Алексей Петрович стиснул ладонями лицо, с силой потер щеки и лоб, шершавый подбородок.

"Неча себя казнить, — пробормотал он. — Уж коли живешь среди волков, то и дальше по пословице. — И тут же привычно отвлекся на свое: — Ничего, вот напишешь роман, свой "Железный поток" или "Тихий Дон", и станешь независимым от всех этих смидовичей и джугашвилей. А пока надо подвывать — ничего не поделаешь".

Мысль Алексея Петровича готова была переключиться на роман, который он вынашивал в себе и писал около года разрозненными главами, еще не зная, как эти главы соединить. И тут вспомнилось, что он должен быть у товарища Ирэны, что сам же и напросился, хотя, возможно, и она тоже хочет того же, представил, как он сейчас пойдет по пустынному и гулкому коридору, постучит в дверь, войдет, увидит ее, а дальше… Что будет дальше? Чай? Да на кой черт нужен ему этот чай!

Алексей Петрович совершенно не представлял, как вести себя, что говорить, потому что никогда со дня женитьбы на Маше не искал близости с другими женщинами, а если такая близость и случалась, то исключительно сама собой, как бы и не по его воле.

И тут в обрамлении морозных узоров Алексей Петрович увидел лицо Маши, ее преданные глаза, представил, как она лежит сейчас в постели, лежит на его месте (она всегда без него ложится на его место у стенки), лежит на спине, вытянув руки поверх одеяла, рубашка на ней сиреневая, волосы, густые и длинные, обычно заплетенные в толстую косу, рассыпаны по подушке, мягкие губы, мягкие груди и живот… — вот там бы, возле нее ему и быть…

Но что же делать? Не идти? А как он завтра посмотрит в глаза товарищу Ирэне? Да и почему, собственно, не идти? Он — журналист, писатель, ему надо изучать людей, проникать в глубины их психики, характеров, поддерживать, наконец, в самом себе жизненный тонус. Почему он должен противиться желанию — пусть даже плотскому, пусть к жидовке? Он никому не давал обета святости и прочей чепухи. Да ведь это просто интересно, черт возьми, это и есть сама жизнь! Тем более что у него еще не было настоящей любовницы, если не считать нескольких совершенно случайных связей. И Катерины… Но о связи с ней, с женой старшего брата, пусть очень непродолжительной и не по его воле, Алексей Петрович вспоминать не любил…

Да, о чем это он? О личном опыте… Так вот, если следовать заветам Куприна, то описывать надо лишь то, что сам хорошо знаешь, испытал на собственной шкуре…

Алексей Петрович вздохнул, будто кто-то опять принуждал его делать что-то против собственной воли, медленно переобулся в домашние шлепанцы, зачем-то снял пиджак, оставшись в свитере, и все повторял себе: "Ну, пора, надо идти, а то она бог знает что подумает", и снова тыркался по комнате, освещенной лишь заоконным светом прожекторов, и все ему казалось, что он то ли что-то недодумал, то ли не сделал, что необходимо додумать и сделать перед тем, как окончательно решиться переступить порог своего номера.

Куда-то подевалось желание женской плоти, более того: он помнил и видел морщины на шее и возле глаз Ирэны Яковлевны, помнил, что она старше его на целых четыре года.
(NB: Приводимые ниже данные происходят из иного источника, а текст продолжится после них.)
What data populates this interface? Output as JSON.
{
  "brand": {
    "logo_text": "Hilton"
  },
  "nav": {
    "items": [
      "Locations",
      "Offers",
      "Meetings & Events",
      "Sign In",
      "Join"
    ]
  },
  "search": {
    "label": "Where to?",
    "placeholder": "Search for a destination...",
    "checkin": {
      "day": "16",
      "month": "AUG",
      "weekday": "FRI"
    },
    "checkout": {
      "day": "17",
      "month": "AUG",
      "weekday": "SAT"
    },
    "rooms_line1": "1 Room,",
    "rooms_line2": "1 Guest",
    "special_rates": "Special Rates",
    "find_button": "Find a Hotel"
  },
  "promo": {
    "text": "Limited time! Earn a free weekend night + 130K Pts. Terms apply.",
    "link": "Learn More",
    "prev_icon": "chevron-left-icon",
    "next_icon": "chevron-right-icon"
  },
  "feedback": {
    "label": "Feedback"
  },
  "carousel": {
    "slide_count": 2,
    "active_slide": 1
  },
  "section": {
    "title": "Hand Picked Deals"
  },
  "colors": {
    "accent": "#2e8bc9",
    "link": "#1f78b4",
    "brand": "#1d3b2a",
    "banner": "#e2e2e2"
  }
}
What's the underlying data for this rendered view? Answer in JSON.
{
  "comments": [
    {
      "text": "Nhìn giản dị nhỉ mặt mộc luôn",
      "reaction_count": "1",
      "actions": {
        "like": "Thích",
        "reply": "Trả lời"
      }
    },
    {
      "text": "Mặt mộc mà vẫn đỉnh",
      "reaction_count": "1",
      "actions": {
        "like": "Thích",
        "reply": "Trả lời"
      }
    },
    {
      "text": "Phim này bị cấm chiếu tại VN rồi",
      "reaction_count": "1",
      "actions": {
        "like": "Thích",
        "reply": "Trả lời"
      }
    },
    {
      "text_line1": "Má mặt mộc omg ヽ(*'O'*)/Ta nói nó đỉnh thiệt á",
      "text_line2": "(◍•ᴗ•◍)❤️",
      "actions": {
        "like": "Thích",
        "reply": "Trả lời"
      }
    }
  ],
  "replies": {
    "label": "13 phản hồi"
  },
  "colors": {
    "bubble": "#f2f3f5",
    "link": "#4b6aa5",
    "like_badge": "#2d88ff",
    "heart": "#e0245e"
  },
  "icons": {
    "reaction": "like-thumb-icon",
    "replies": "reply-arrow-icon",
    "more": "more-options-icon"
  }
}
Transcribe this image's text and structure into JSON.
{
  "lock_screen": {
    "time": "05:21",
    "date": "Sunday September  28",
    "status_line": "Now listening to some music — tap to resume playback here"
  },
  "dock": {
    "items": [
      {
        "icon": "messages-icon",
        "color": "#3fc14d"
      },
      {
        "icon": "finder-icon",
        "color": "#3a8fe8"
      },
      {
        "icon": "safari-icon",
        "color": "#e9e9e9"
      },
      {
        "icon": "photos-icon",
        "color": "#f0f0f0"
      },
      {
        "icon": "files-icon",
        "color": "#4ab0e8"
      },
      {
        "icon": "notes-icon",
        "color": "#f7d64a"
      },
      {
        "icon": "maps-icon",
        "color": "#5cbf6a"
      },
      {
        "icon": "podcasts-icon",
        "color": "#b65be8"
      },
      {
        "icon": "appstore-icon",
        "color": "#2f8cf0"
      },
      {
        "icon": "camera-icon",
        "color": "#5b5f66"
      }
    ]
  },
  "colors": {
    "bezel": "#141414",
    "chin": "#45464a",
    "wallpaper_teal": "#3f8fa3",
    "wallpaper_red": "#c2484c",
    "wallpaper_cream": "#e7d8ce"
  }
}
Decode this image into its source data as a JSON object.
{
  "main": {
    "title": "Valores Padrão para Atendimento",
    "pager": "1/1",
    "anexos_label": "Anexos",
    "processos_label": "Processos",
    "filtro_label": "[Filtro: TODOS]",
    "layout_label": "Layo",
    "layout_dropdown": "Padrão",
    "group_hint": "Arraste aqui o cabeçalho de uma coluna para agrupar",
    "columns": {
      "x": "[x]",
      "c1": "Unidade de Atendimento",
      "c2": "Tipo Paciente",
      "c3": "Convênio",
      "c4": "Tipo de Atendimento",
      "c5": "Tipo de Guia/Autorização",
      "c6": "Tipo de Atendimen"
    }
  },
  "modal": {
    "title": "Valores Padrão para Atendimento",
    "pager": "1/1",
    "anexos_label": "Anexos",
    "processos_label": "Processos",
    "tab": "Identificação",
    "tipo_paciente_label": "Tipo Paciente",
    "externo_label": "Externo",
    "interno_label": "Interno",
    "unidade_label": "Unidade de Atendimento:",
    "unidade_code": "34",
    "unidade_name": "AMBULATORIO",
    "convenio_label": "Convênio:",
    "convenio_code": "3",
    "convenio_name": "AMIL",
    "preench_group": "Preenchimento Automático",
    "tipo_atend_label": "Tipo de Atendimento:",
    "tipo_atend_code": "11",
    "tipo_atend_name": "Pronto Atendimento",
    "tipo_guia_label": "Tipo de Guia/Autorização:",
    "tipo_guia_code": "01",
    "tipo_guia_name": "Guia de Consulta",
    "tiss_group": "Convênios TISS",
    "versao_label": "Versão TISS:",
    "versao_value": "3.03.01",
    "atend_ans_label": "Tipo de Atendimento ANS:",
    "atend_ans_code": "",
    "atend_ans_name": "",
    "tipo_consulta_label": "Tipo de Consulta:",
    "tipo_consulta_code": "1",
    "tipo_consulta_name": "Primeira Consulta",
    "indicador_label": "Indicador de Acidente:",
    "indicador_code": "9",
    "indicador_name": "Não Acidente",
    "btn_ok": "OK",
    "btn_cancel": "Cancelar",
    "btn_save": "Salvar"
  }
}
И знал, что сколько бы он ни оттягивал, ни топтался по номеру, он все равно пойдет — и оттого чувствовал себя несчастным и незаслуженно обиженным.

В дверь постучали, Алексей Петрович вздрогнул от неожиданности и хриплым, не своим голосом, откликнулся:

— Да-да, войдите! — И замер посреди комнаты.

Открылась дверь, вошла Ирэна Яковлевна, в коротком, чуть ниже колен, цветастом халате, с неожиданно голыми ногами, так отчетливо прорисовавшимися в светлом прямоугольнике дверей, еще более тонкая, еще более похожая на девочку. Она вошла молча, прикрыла за собой дверь и замерла там, возле двери, не произнося ни слова.

— А я вот… вот стою и думаю, в чем и с чем к вам идти, — поспешил оправдать свою задержку Алексей Петрович. — Правда, мне показалось, что пятнадцать минут еще не миновали. Я как-то вот… — И он шевельнул руками.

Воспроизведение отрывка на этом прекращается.